Due to human beings’ fallibility, “all arbitral awards, like all national court judgments and academic treatises, will have mistakes, omissions, or ambiguities,” so post-award remedies can be necessary. Generally, international rules reduce the scale of these remedies by limiting both the reasons for requesting corrections and the time period after an award during which corrections can be made.
Article 35 of ICC Arbitration Rules allows the correction and interpretation of an arbitral award. Corrections can be made either upon the initiative of the Arbitral Tribunal which rendered the award or upon a party’s application.
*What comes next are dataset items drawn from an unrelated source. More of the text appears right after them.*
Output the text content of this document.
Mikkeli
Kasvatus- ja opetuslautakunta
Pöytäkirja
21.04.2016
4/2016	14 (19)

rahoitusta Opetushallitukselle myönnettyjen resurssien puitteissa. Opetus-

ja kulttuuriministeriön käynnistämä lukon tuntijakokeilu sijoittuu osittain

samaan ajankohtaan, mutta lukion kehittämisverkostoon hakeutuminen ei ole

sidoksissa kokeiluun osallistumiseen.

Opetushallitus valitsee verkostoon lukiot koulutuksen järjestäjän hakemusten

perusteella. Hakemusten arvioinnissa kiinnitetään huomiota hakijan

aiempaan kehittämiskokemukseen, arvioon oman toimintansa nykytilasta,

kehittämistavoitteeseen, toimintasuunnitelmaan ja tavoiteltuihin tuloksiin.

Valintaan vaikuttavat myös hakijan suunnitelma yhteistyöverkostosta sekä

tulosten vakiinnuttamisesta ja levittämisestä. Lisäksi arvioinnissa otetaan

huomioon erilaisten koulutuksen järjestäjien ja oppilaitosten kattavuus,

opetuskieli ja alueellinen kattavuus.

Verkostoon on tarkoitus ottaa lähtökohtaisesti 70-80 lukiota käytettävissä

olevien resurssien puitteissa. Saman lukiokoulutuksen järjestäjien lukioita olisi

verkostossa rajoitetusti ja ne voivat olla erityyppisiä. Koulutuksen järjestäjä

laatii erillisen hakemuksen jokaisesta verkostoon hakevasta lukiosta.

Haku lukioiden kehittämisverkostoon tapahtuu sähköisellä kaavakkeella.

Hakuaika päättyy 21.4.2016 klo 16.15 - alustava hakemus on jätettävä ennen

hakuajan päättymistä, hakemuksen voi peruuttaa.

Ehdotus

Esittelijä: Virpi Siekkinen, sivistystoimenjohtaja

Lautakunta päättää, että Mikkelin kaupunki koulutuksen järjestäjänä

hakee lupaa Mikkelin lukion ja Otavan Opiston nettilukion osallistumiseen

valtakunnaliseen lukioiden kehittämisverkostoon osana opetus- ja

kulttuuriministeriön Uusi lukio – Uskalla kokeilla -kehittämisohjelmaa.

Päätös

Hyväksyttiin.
In order to prevent such remedies becoming a disguised appellate procedure, according to ICC Secretariat’s Guide, the scope of these remedies is restricted to clerical, computational and typographical mistakes.
Though such mistakes are usually insignificant, they can, at times, have a significant effect on the outcome of an arbitration. Procedurally, parties are not allowed to provide new evidence but only evidence that has already been filed. Furthermore, if the arbitral tribunal finds that the actual intention of parties is a disguised appeal of an award, it may order the party in fault to pay all relevant arbitration fees including the costs incurred by the other parties.
Also, time limits make a party’s appeal less practicable, since the application must be done within thirty days from receiving the award. Afterwards, even the Arbitral Tribunal has no right to rectify flaws in its own reasoning.
Concerning the interpretation of an award, the rules are almost the same, except that only parties can require interpretation concerning any part of an award that lacks sufficient clarity. Once again, with the intention of maintaining international arbitration’s non-appellate nature, article 35.2 implicitly imposes that an Arbitral Tribunal restrain itself from revising the outcome or reasoning of its award.
Of course, the annulment of the arbitral award can also be sought before the court of the seat of arbitration, although only in tightly-constrained circumstances.
Thanks to the ICC Court’s scrutiny procedure under Article 33, such applications are raised in only 10% to 15% of awards that are rendered, as compared to the total awards rendered per year.